EU加盟を控え開発が進むルーマニア
国連開発計画(UNDP)が9月に発表した「人間開発報告書2005」では、世界117カ国を対象として貧困人口の割合、教育、男女均等、児童死亡率、伝染病の感染率などの様々な分野の指標から算出した「人間開発指数」を公表している。ほとんどの中東欧諸国(注1)が日本、アメリカをはじめとする多くの先進諸国と同じ「高」開発グループに属する中、EU加盟を2007年1月に控えたルーマニアは「中」開発グループに属している。しかし、2年前の2003年と2005年を比較すると、ルーマニアの順位の伸びは著しい。72位から64位へと8ランクの上昇は、他の中東欧諸国の中で最も大きい上昇ぶりである(表参照)。

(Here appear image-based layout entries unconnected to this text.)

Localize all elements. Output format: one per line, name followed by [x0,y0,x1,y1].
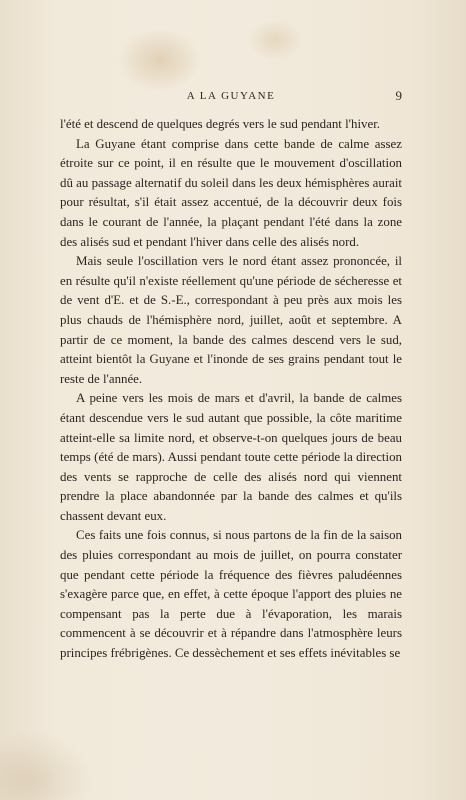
running-title: A LA GUYANE [186,90,276,102]
paragraph-5: Ces faits une fois connus, si nous partons de la fin de la saison des pluies correspondant au mois de juillet, on pourra constater que pendant cette période la fréquence des fièvres paludéennes s'exagère parce que, en effet, à cette époque l'apport des pluies ne compensant pas la perte due à l'évaporation, les marais commencent à se découvrir et à répandre dans l'atmosphère leurs principes frébrigènes. Ce dessèchement et ses effets inévitables se [60,528,402,661]
body-text [60,115,402,664]
page-header [60,90,402,106]
paragraph-2: La Guyane étant comprise dans cette bande de calme assez étroite sur ce point, il en résulte que le mouvement d'oscillation dû au passage alternatif du soleil dans les deux hémisphères aurait pour résultat, s'il était assez accentué, de la découvrir deux fois dans le courant de l'année, la plaçant pendant l'été dans la zone des alisés sud et pendant l'hiver dans celle des alisés nord. [60,136,402,249]
page-number: 9 [395,88,402,103]
paragraph-4: A peine vers les mois de mars et d'avril, la bande de calmes étant descendue vers le sud autant que possible, la côte maritime atteint-elle sa limite nord, et observe-t-on quelques jours de beau temps (été de mars). Aussi pendant toute cette période la direction des vents se rapproche de celle des alisés nord qui viennent prendre la place abandonnée par la bande des calmes et qu'ils chassent devant eux. [60,391,402,523]
paragraph-3: Mais seule l'oscillation vers le nord étant assez prononcée, il en résulte qu'il n'existe réellement qu'une période de sécheresse et de vent d'E. et de S.-E., correspondant à peu près aux mois les plus chauds de l'hémisphère nord, juillet, août et septembre. A partir de ce moment, la bande des calmes descend vers le sud, atteint bientôt la Guyane et l'inonde de ses grains pendant tout le reste de l'année. [60,254,402,386]
paragraph-1: l'été et descend de quelques degrés vers le sud pendant l'hiver. [60,117,380,131]
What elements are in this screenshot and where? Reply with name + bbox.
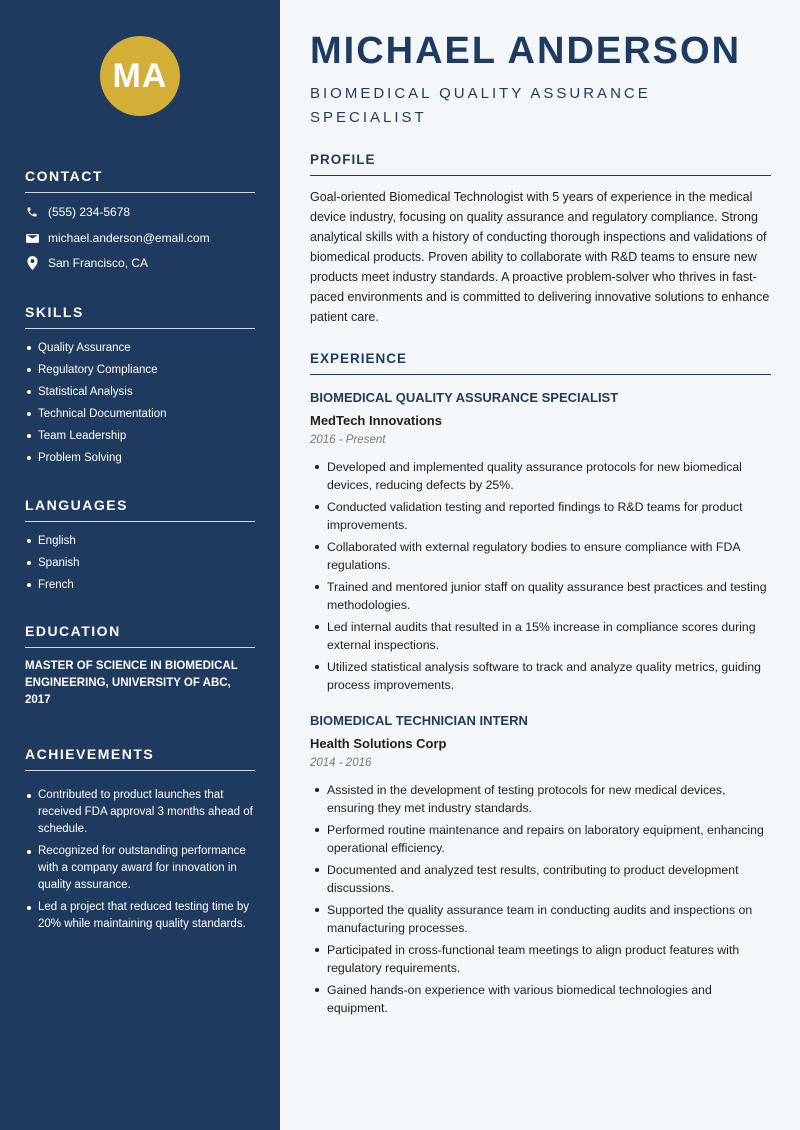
experience-heading: EXPERIENCE	[310, 351, 771, 375]
list-item: Regulatory Compliance	[25, 359, 255, 381]
list-item: Conducted validation testing and reported findings to R&D teams for product improvements.	[310, 498, 771, 534]
list-item: Gained hands-on experience with various biomedical technologies and equipment.	[310, 981, 771, 1017]
list-item: Participated in cross-functional team meetings to align product features with regulatory requirements.	[310, 941, 771, 977]
list-item: Recognized for outstanding performance with a company award for innovation in quality assurance.	[25, 843, 255, 894]
company-name: MedTech Innovations	[310, 413, 442, 428]
list-item: Developed and implemented quality assurance protocols for new biomedical devices, reducing defects by 25%.	[310, 458, 771, 494]
contact-email[interactable]	[25, 231, 210, 245]
contact-email-text: michael.anderson@email.com	[48, 231, 210, 245]
job-duties	[310, 781, 771, 1021]
contact-heading: CONTACT	[25, 168, 255, 193]
candidate-name: MICHAEL ANDERSON	[310, 30, 742, 72]
job-title: BIOMEDICAL QUALITY ASSURANCE SPECIALIST	[310, 390, 619, 405]
list-item: Documented and analyzed test results, contributing to product development discussions.	[310, 861, 771, 897]
profile-text: Goal-oriented Biomedical Technologist with 5 years of experience in the medical device industry, focusing on quality assurance and regulatory compliance. Strong analytical skills with a history of conducting thorough inspections and validations of biomedical products. Proven ability to collaborate with R&D teams to ensure new products meet industry standards. A proactive problem-solver who thrives in fast-paced environments and is committed to delivering innovative solutions to enhance patient care.	[310, 190, 770, 324]
job-dates: 2014 - 2016	[310, 757, 372, 769]
list-item: Problem Solving	[25, 447, 255, 469]
achievements-list	[25, 787, 255, 938]
list-item: Led a project that reduced testing time by 20% while maintaining quality standards.	[25, 899, 255, 933]
achievements-heading: ACHIEVEMENTS	[25, 746, 255, 771]
job-title: BIOMEDICAL TECHNICIAN INTERN	[310, 713, 528, 728]
sidebar	[0, 0, 280, 1130]
education-heading: EDUCATION	[25, 623, 255, 648]
contact-phone-text: (555) 234-5678	[48, 205, 131, 219]
skills-heading: SKILLS	[25, 304, 255, 329]
list-item: Team Leadership	[25, 425, 255, 447]
list-item: Performed routine maintenance and repairs on laboratory equipment, enhancing operational efficiency.	[310, 821, 771, 857]
location-pin-icon	[25, 256, 39, 270]
list-item: Quality Assurance	[25, 337, 255, 359]
contact-phone[interactable]	[25, 205, 130, 219]
contact-location-text: San Francisco, CA	[48, 256, 149, 270]
list-item: Led internal audits that resulted in a 15% increase in compliance scores during external inspections.	[310, 618, 771, 654]
list-item: Supported the quality assurance team in conducting audits and inspections on manufacturing processes.	[310, 901, 771, 937]
list-item: Technical Documentation	[25, 403, 255, 425]
list-item: Trained and mentored junior staff on quality assurance best practices and testing methodologies.	[310, 578, 771, 614]
list-item: Spanish	[25, 552, 255, 574]
list-item: Assisted in the development of testing protocols for new medical devices, ensuring they met industry standards.	[310, 781, 771, 817]
list-item: Utilized statistical analysis software to track and analyze quality metrics, guiding process improvements.	[310, 658, 771, 694]
list-item: English	[25, 530, 255, 552]
email-icon	[25, 231, 39, 245]
languages-list	[25, 530, 255, 596]
languages-heading: LANGUAGES	[25, 497, 255, 522]
list-item: Statistical Analysis	[25, 381, 255, 403]
list-item: Contributed to product launches that received FDA approval 3 months ahead of schedule.	[25, 787, 255, 838]
list-item: Collaborated with external regulatory bodies to ensure compliance with FDA regulations.	[310, 538, 771, 574]
list-item: French	[25, 574, 255, 596]
candidate-title: BIOMEDICAL QUALITY ASSURANCE SPECIALIST	[310, 85, 651, 126]
skills-list	[25, 337, 255, 469]
profile-heading: PROFILE	[310, 152, 771, 176]
company-name: Health Solutions Corp	[310, 736, 447, 751]
job-dates: 2016 - Present	[310, 434, 386, 446]
education-entry: MASTER OF SCIENCE IN BIOMEDICAL ENGINEERING, UNIVERSITY OF ABC, 2017	[25, 660, 238, 706]
avatar: MA	[100, 36, 180, 116]
job-duties	[310, 458, 771, 698]
phone-icon	[25, 205, 39, 219]
contact-location	[25, 256, 148, 270]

項目別にみると、1人当たりGDPが2003年の5830米ドルから2005年には7277米ドルと大きく伸び、また初等・中等・高等教育への参加率が68%から72%に上昇した。そのほか、出生時の平均余命が70.5歳から71.3歳に上昇、読み書きができない成人の割合は98.2から97.3%に低下といった改善がみられる。
2007年のEU加盟を最優先課題とするルーマニアでは、経済改革が進んでいる。今後もこの国の開発が大きく進むことが期待される。
国名 | 2005年の順位 | 指数 | 2004年の順位 | 2003年の順位 |
---|---|---|---|---|
ノルウェー | 1 | 0.963 | 1 | 1 |
アメリカ | 10 | 0.944 | 8 | 7 |
日本 | 11 | 0.943 | 9 | 9 |
シンガポール | 25 | 0.907 | 25 | 28 |
スロベニア | 26 | 0.904 | 27 | 29 |
キプロス | 29 | 0.891 | 30 | 25 |
チェコ | 31 | 0.874 | 32 | 32 |
マルタ | 32 | 0.867 | 31 | 33 |
ハンガリー | 35 | 0.862 | 38 | 38 |
ポーランド | 36 | 0.858 | 37 | 35 |
エストニア | 38 | 0.853 | 36 | 41 |
リトアニア | 39 | 0.852 | 41 | 45 |
スロバキア | 42 | 0.849 | 42 | 39 |
ラトビア | 48 | 0.836 | 50 | 50 |
ブルガリア | 55 | 0.808 | 56 | 57 |
マレーシア | 61 | 0.796 | 59 | 58 |
ルーマニア | 64 | 0.792 | 69 | 72 |
資料:国連開発計画
注
- ここでは昨年5月にEUに加盟した10カ国及び2007年に加盟予定であるブルガリア、ルーマニアの2カ国とする。